Por tanto, todos estos instrumentos designados como pruebas anticipadas o preconstituidas, en realidad implican la práctica de un método y la custodia de su resultado. Lo único que las distingue de los medios de prueba más tradicionales es que, efectivamente, la mayoría de ellos son más modernos. Pero no por ello dejan de implicar la misma actividad y tener el mismo objetivo: la averiguación de la realidad.

Es muy posible que en esta clasificación haya influido el hecho de que se trata de actuaciones que se llevan a cabo en la fase de instrucción, y que la doctrina del siglo XIX y XX repitió una y otra vez que no eran pruebas para tratar de evitar, vanamente, que pudieran ser utilizadas en el juicio oral. Con ello se trataba de superar también el sistema inquisitivo, en el que la instrucción había ocupado casi todo el espacio del proceso, haciendo que el juicio oral fuera marginal (58) . Se trataba de potenciar este último, sin darse cuenta de que lo cierto es que la celebración del juicio oral es imposible con unas mínimas garantías científicas, si se ignoran los materiales obtenidos durante la instrucción, que serán tratados, se quiera o no, como auténticas pruebas en el proceso. Lo fundamental debía haber sido que se prohibiera realizar conclusiones incriminatorias en la instrucción que provinieran de las autoridades policiales (59) , y que la única incriminación fuera realizada en tono dubitativo por el ministerio fiscal, que no debía ser una especie de abogado de la acusación, sino un asistente del juez que le ayudara a descubrir la realidad. Así debía ser en un proceso en el que en la fase de juicio, no iba a resolver un jurado ajeno completamente a la investigación, como sucede en los sistemas del Common Law, sino un juez, compañero de fiscales y jueces de instrucción y que, por tanto, no es del todo ajeno a los mismos.
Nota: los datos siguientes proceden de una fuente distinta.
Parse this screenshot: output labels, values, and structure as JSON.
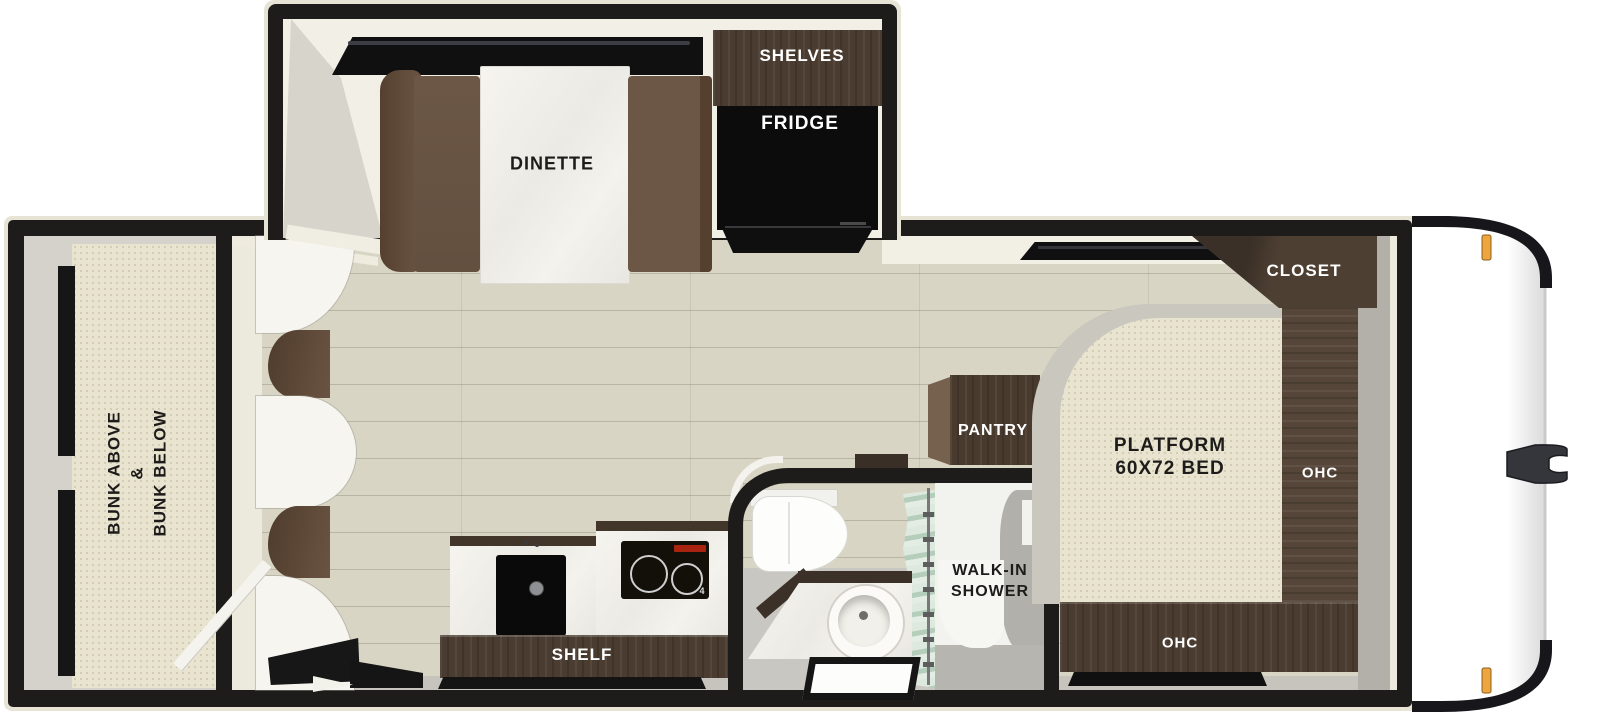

En realidad, ni siquiera la entrevista cognitiva, actual paradigma jurisprudencial de la llamada «prueba preconstituida» en España, lo es siguiendo la definición de Gimeno Sendra, definición que puede ser discutible, claro está, pero que por lo menos es lógica. La entrevista cognitiva (60) , como es sabido, consiste en la realización de un encuentro relajado entre un psicólogo y un sujeto con conocimiento de los hechos, habitualmente una víctima en la actualidad, pero que en el futuro podría —y tal vez debería— ser cualquier otro testigo, dado que la entrevista cognitiva al menos es un método pericial (61) de averiguación de la realidad que tiene una base científica desde luego muchísimo más fiable que el interrogatorio judicial, que sin duda no la tiene. Sea como fuere, esa entrevista será una prueba pericial o testifical, pero sería anticipada para Gimeno Sendra en cualquiera de los dos casos, de ser practicada, como es habitual, durante la instrucción. Sin embargo, la jurisprudencia, como ya se vio, la califica de «preconstituida».
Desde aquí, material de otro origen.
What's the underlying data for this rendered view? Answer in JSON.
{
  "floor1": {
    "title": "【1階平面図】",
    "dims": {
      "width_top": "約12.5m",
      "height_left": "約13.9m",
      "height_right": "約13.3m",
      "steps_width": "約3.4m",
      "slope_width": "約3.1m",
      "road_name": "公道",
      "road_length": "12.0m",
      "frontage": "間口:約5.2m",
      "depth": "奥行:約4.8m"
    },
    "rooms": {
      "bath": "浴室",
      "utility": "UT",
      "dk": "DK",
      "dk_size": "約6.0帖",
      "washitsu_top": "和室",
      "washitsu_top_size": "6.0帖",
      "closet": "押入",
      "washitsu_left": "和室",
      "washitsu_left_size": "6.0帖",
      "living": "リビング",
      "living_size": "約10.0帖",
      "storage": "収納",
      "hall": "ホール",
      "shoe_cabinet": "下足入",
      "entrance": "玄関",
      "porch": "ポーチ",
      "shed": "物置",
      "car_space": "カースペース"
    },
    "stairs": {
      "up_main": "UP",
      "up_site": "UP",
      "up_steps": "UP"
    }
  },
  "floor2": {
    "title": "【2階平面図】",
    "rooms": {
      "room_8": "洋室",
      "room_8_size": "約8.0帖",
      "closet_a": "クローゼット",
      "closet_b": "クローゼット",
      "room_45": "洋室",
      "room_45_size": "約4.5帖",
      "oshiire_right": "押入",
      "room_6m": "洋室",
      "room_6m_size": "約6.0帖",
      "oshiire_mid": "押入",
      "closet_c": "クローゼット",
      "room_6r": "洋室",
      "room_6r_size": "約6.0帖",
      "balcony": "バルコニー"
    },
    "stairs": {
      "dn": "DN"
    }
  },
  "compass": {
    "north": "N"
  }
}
En definitiva, se confirma que no estamos ante una cuestión de técnica jurídica, sino frente a una simple denominación engañosa que ha hecho fortuna en la doctrina española sobre todo. Sería ya el momento de desterrarla, porque utilizar esa terminología no tiene la más mínima trascendencia práctica. Es más, resulta innecesariamente confusa y denota una falsaria erudición que es sólo aparente.